4 Replies to “The Punto-Cuddyer Syndrome”

  1. Last winter, I was looking forward to seeing Cuddyer gone after this year. Part of it was money — I thought he would get more in years and $$$ than it appears he may get. Part of it was the Gardenhire-Cuddyer effect (which was similar to the Gardenhire-Punto effect). Part of it was that the media was so in love with him that I thought they didn’t work as hard as they should have to interview other players and add some other voices to their stories. Part of it was that I think he is just too southern, good ole boy for me. Part of it was GIDP.

    After reading his blog this year and following him on Twitter, I have come to a greater appreciation for him. I appreciate his willingness to share his photos, thoughts and impressions with fans, to be accessible, to do the endless retweets for causes (although I find this retweet thing for birthdays, etc. to be absolutely stupid). I also appreciate his resolute will to be on the field.

    I think that the Willingham pickup is the right thing to do but I’m rooting for Cuddyer to get his 3 years/$30 million somewhere else and for him to get a ring. I hope that his decision works out best for him and his family. And in the long run, instead of going into broadcasting or something, I hope he combines his photographs and writing — perhaps with some contribution from his wife (taught English, I think) — not necessarily just about baseball.

  2. Very well said, Jim. I tend to think of these small-minded characters as spoiled angry children. But I share some frustration about Cuddyer. I swear that 90% of the audience was able to predict that, on a two-strike count, Cuddyer would swing and miss on a breaking ball low and outside in the dirt. That, the GIDP, the no days off, and the $10M salary all bugged me a little bit.

    Some fans, and perhaps some writers, over-hyped Cuddyer’s value, while another set of fans undervalued him unreasonably, and this polarized set of viewpoints for some reason generates emotional reactions.

    I share your more balanced assessment of him. I’ve been a proponent of letting him walk for a long time, because I view him as easily replaceable and because the draft picks have real value.

  3. Good post, JC. I think part of it must have to do with salary.
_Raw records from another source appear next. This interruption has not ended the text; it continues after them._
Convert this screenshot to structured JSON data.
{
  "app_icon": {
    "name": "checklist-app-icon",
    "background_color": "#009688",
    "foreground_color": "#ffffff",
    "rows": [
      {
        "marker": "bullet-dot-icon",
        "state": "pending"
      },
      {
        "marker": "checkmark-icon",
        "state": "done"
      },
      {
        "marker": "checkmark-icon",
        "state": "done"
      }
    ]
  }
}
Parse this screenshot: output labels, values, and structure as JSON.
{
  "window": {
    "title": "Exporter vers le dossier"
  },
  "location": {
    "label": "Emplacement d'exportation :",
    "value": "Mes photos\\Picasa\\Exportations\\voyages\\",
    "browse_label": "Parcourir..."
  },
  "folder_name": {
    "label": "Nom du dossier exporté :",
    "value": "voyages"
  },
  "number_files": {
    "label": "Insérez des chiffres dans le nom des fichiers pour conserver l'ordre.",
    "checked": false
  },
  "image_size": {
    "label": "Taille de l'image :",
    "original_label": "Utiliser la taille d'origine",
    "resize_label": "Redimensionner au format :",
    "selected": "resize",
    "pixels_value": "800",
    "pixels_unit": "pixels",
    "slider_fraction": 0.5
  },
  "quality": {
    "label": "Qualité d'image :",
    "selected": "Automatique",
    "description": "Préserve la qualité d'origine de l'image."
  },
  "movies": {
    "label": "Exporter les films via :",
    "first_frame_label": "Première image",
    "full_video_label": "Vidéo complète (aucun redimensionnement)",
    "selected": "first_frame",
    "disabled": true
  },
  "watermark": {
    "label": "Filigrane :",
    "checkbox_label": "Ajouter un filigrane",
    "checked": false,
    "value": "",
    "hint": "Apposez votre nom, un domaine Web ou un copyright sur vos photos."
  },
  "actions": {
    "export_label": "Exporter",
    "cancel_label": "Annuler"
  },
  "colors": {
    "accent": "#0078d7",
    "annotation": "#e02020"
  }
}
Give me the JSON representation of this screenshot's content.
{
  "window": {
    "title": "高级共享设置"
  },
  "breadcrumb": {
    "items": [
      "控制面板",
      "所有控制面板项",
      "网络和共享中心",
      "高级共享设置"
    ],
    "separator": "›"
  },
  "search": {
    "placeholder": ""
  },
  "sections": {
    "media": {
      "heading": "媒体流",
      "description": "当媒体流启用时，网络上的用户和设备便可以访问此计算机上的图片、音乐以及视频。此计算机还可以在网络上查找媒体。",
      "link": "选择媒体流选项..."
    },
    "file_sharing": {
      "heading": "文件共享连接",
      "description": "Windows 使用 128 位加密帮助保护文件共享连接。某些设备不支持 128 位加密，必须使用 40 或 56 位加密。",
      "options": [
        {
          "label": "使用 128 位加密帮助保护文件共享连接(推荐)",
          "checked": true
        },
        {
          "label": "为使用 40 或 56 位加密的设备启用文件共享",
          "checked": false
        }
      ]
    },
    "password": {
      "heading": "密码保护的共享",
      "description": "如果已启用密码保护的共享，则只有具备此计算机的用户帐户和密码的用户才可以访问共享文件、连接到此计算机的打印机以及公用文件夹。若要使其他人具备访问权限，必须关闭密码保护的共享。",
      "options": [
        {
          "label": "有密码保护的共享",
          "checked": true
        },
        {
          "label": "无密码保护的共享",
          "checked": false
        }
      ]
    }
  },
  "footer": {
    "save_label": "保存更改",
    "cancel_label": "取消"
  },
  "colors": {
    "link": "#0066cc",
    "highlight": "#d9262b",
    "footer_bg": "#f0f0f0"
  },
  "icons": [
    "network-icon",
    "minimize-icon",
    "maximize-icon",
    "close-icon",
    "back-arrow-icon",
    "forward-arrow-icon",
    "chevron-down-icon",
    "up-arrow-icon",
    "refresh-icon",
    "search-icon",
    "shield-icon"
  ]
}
No one expected much of Drew Butera, for example, making league minimum; but then the Twins go and pay Punto $4 million for 2 straight years (compare that, for example, with the $1.5 million steal we got Thome for in 2010). You probably read Aaron Gleeman’s tweet/blog noting that Punto will make $4 million total for his first 3 post-Twins years. Same with Cuddyer – – I think many felt that he was overpaid for what he produced. But I agree that the Twins’ perceived failure to manage their money shouldn’t be reflected onto the player with the vitirol that we have seen in the past. It’s just that it’s really easy to do.

  4. Jim: There are douchebags with every perspective, don’t you think? Who cares about what grumpy old men and grumpy-old-man wanna-be’s write or say?

    Bottom line: as with Torii Hunter and Joe Nathan, I wish them well and thank them for a great run. Thanks for leaving your best years and best efforts on the Minneapolis turf; but the team, and the players – and the haters, I guess – have to move on.